In one of the earlier published case series of three Cavalier King Charles spaniels affected by eosinophilic stomatitis, treatment with corticosteroids led to resolution of one case and partial resolution of a second. A third case resolved spontaneously without therapy.1 The potential for spontaneous resolution makes it difficult for clinicians to know which therapies truly work, versus the waxing and waning nature of the disease. Treatment often revolves around removal of offending allergens. Strict external parasite control regimens and/or novel food diet trials for eight to 12 weeks may help.3 Patients showing significant clinical signs from their eosinophilic disease may benefit from oral steroids. Some cases appear to be refractory to steroids and other immunomodulators, result in control of the condition rather than a cure. I have used CO2 surgical laser to remove the proliferative portions of eosinophilic granulomas, such as the one seen in Figure 5. Diode laser has also been described for removal of a tongue granuloma in a cat.2 I have not had experience with use of therapeutic laser for treatment of eosinophilic oral disease, and peer-reviewed literature of its use is currently difficult to find. One practitioner told me her cat’s eosinophilic granuloma resolved after switching from plastic to glass food bowls. A randomized, double-blind prospective study compared treatment of feline eosinophilic plaques with amoxicillin-clavulanate versus placebo. The treated group had a 42 percent decrease in mean lesion size compared to a 37 percent increase in the placebo group.4 My personal experiences with use of amoxicillin-clavulanate or other antibiotics for eosinophilic diseases have not shown marked improvement.
There are many appearances to canine and feline oral eosinophilic disease. Hopefully, this column will serve as a reminder of the diverse appearances that you may encounter in practice!

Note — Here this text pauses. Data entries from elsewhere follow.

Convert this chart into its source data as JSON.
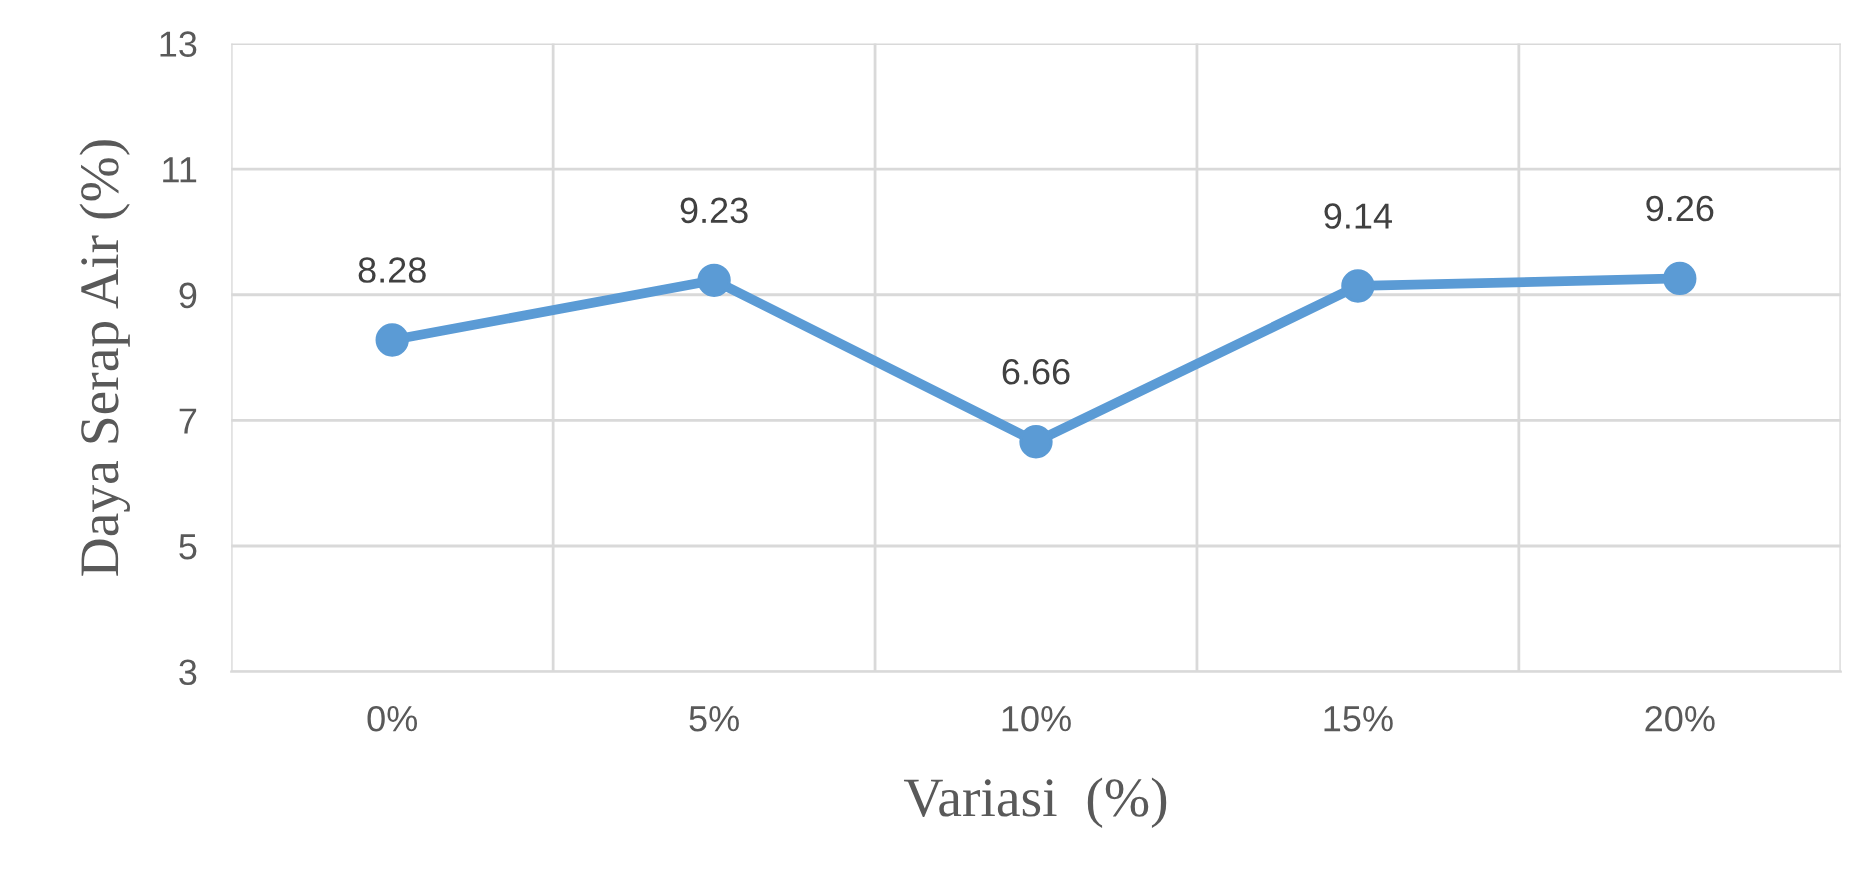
{
  "chart_data": {
    "type": "line",
    "xlabel": "Variasi  (%)",
    "ylabel": "Daya Serap Air (%)",
    "categories": [
      "0%",
      "5%",
      "10%",
      "15%",
      "20%"
    ],
    "series": [
      {
        "color": "#5b9bd5",
        "values": [
          8.28,
          9.23,
          6.66,
          9.14,
          9.26
        ]
      }
    ],
    "ylim": [
      3,
      13
    ],
    "yticks": [
      3,
      5,
      7,
      9,
      11,
      13
    ],
    "grid": true,
    "data_labels": true,
    "marker": "circle",
    "line_style": "solid"
  }
}
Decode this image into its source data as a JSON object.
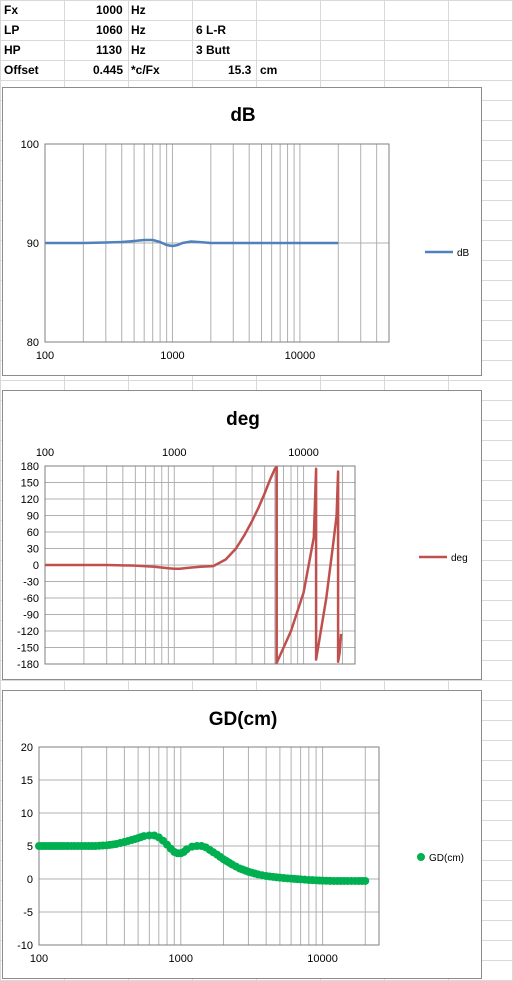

- Joffe DJ, Allen AL. “Ulcerative eosinophilic stomatitis in three Cavalier King Charles spaniels.” J Am Anim Hosp Assoc. 1995; 31: 34-37.
- Kovács K, Jakab C, Szász AM. “Laser-assisted removal of a feline eosinophilic granuloma from the back of the tongue.” Acta Vet Hung. 2009; 57: 417-426.
- Jergler D. “Causes of feline skin allergies are elusive.” Vet Pract News. 2015; 27: 1.
- Wildermuth BE, Griffin CE, Rosenkrantz WS. “Response of feline eosinophilic plaques and lip ulcers to amoxicillin trihydrate-clavulanate potassium therapy: a randomized, double-blind placebo-controlled prospective study.” Vet Dermatol. 2012; 23(2):110-118.